Nations & States

Partition and the Birth of Pakistan

The Punjab border crossing, 1947

1366 AH / 1947 CE

Imagined 360° reconstruction of Partition and the Birth of PakistanEducational historical reconstruction

Where

The Punjab, on the new India-Pakistan border

31.6000, 74.6000 · View on OpenStreetMap

Background

In August 1947, as nearly two centuries of British rule in India ended, the subcontinent was partitioned into two independent states: a secular but Hindu-majority India and a Muslim-majority Pakistan, the latter created in two wings, west and east, as a homeland for India's Muslims and the realisation of the demand made by the Muslim League under Muhammad Ali Jinnah. The independence of two great nations was a historic achievement, but the way the borders were drawn, hastily, through the mixed provinces of the Punjab and Bengal, set off one of the largest and most violent forced migrations in human history. As many as fourteen to eighteen million people fled across the new lines, Muslims toward Pakistan and Hindus and Sikhs toward India, in fear of being left on the wrong side; horrific communal massacres swept the border regions, women were abducted in great numbers, and trains crossed the frontier filled with the murdered. Estimates of the dead range from several hundred thousand to as many as two million. For the Muslims of South Asia, Partition was at once the triumph of a homeland gained and the trauma of a bloodletting and uprooting whose scars run through the region to this day. This scene depicts a Punjab border crossing in 1947, the new Pakistani flag, the refugee columns moving both ways with their bundles, and an overcrowded train at the line.

What you see

A flat, hot agricultural plain of canals and wheat-fields stretches under a hazy sky, with a new boundary post and barrier cutting arbitrarily across the open farmland. This is the Punjab, divided by a line drawn in 1947.

A new national flag, green with a white stripe and a white crescent and star, flies at the crossing; a new state has just come into being here.

Long columns of refugees on foot, with bullock-carts and bundles of belongings on their heads, stream across the border in opposite directions; an entire population is on the move both ways.

An overcrowded steam train stands at the line, its roof and footboards packed with people fleeing; the trains of 1947 became infamous as both the means of escape and the sites of massacre.

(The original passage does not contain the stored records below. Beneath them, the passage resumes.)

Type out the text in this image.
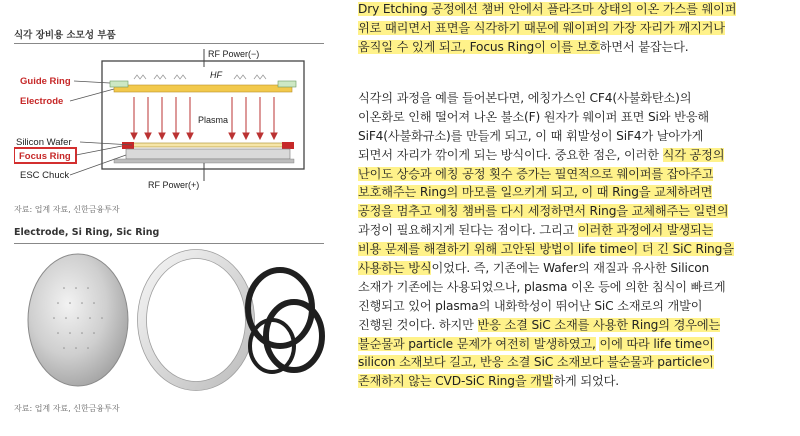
식각 장비용 소모성 부품
RF Power(−)
HF
Plasma
Guide Ring
Electrode
Silicon Wafer
Focus Ring
ESC Chuck
RF Power(+)
자료: 업계 자료, 신한금융투자
Electrode, Si Ring, Sic Ring
자료: 업계 자료, 신한금융투자
Dry Etching 공정에선 챔버 안에서 플라즈마 상태의 이온 가스를 웨이퍼
위로 때리면서 표면을 식각하기 때문에 웨이퍼의 가장 자리가 깨지거나
움직일 수 있게 되고, Focus Ring이 이를 보호하면서 붙잡는다.
식각의 과정을 예를 들어본다면, 에칭가스인 CF4(사불화탄소)의
이온화로 인해 떨어져 나온 불소(F) 원자가 웨이퍼 표면 Si와 반응해
SiF4(사불화규소)를 만들게 되고, 이 때 휘발성이 SiF4가 날아가게
되면서 자리가 깎이게 되는 방식이다. 중요한 점은, 이러한 식각 공정의
난이도 상승과 에칭 공정 횟수 증가는 필연적으로 웨이퍼를 잡아주고
보호해주는 Ring의 마모를 일으키게 되고, 이 때 Ring을 교체하려면
공정을 멈추고 에칭 챔버를 다시 세정하면서 Ring을 교체해주는 일련의
과정이 필요해지게 된다는 점이다. 그리고 이러한 과정에서 발생되는
비용 문제를 해결하기 위해 고안된 방법이 life time이 더 긴 SiC Ring을
사용하는 방식이었다. 즉, 기존에는 Wafer의 재질과 유사한 Silicon
소재가 기존에는 사용되었으나, plasma 이온 등에 의한 침식이 빠르게
진행되고 있어 plasma의 내화학성이 뛰어난 SiC 소재로의 개발이
진행된 것이다. 하지만 반응 소결 SiC 소재를 사용한 Ring의 경우에는
불순물과 particle 문제가 여전히 발생하였고, 이에 따라 life time이
silicon 소재보다 길고, 반응 소결 SiC 소재보다 불순물과 particle이
존재하지 않는 CVD-SiC Ring을 개발하게 되었다.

A new flag raised over a border that whole peoples are crossing in fear marks at once a triumph, the creation of a homeland, and a catastrophe, one of the largest and bloodiest forced migrations in history.

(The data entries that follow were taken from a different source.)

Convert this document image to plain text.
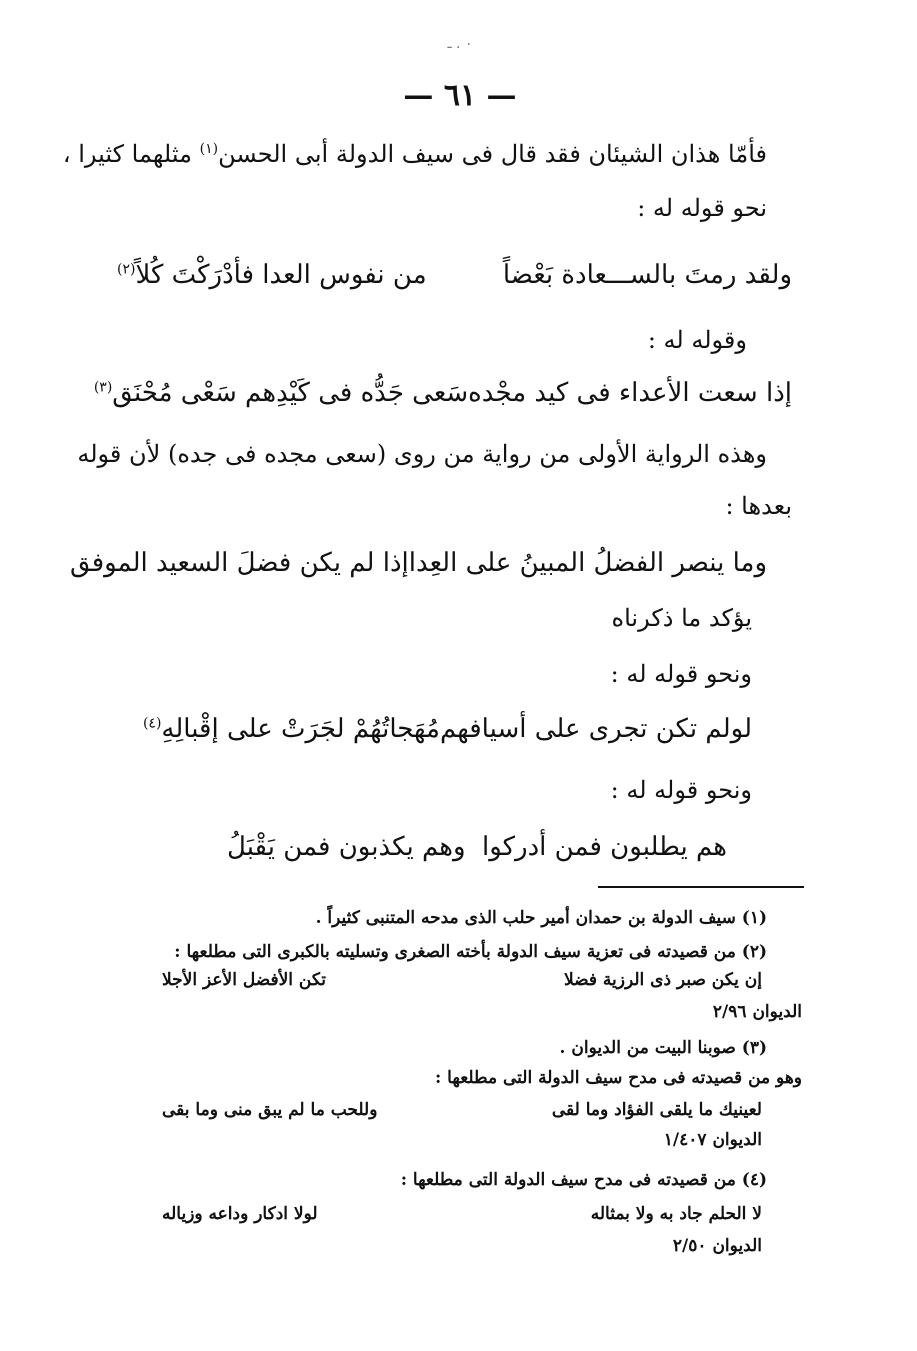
٠ . ـ
— ٦١ —
فأمّا هذان الشيئان فقد قال فى سيف الدولة أبى الحسن$^{(١)}$ مثلهما كثيرا ،
نحو قوله له :
ولقد رمتَ بالســـعادة بَعْضاً
من نفوس العدا فأدْرَكْتَ كُلاً$^{(٢)}$
وقوله له :
إذا سعت الأعداء فى كيد مجْده
سَعى جَدُّه فى كَيْدِهم سَعْى مُحْنَق$^{(٣)}$
وهذه الرواية الأولى من رواية من روى (سعى مجده فى جده) لأن قوله
بعدها :
وما ينصر الفضلُ المبينُ على العِدا
إذا لم يكن فضلَ السعيد الموفق
يؤكد ما ذكرناه
ونحو قوله له :
لولم تكن تجرى على أسيافهم
مُهَجاتُهُمْ لجَرَتْ على إقْبالِهِ$^{(٤)}$
ونحو قوله له :
هم يطلبون فمن أدركوا
وهم يكذبون فمن يَقْبَلُ
(١) سيف الدولة بن حمدان أمير حلب الذى مدحه المتنبى كثيراً .
(٢) من قصيدته فى تعزية سيف الدولة بأخته الصغرى وتسليته بالكبرى التى مطلعها :
إن يكن صبر ذى الرزية فضلا
تكن الأفضل الأعز الأجلا
الديوان ٢/٩٦
(٣) صوبنا البيت من الديوان .
وهو من قصيدته فى مدح سيف الدولة التى مطلعها :
لعينيك ما يلقى الفؤاد وما لقى
وللحب ما لم يبق منى وما بقى
الديوان ١/٤٠٧
(٤) من قصيدته فى مدح سيف الدولة التى مطلعها :
لا الحلم جاد به ولا بمثاله
لولا ادكار وداعه وزياله
الديوان ٢/٥٠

Further reading & cross-references

Eyewitness accounts, memoirs and oral histories of Partition (1947 and after): The vast body of survivor testimony from all communities; used for the exodus, the trains and the human experience. Confidence high.

Yasmin Khan, The Great Partition: The Making of India and Pakistan (2007): Standard modern academic history. Used for the partition process, the migration and the violence. Confidence high.

Histories of the Pakistan movement and the work of the Boundary Commission: Used for the creation of Pakistan, Jinnah and the Muslim League, and the hasty drawing of the Radcliffe Line. Confidence high.

Contemporary photographs and records of the 1947 migration (cross-reference): Period photographs of the refugee columns and trains constrain the depiction; material detail only.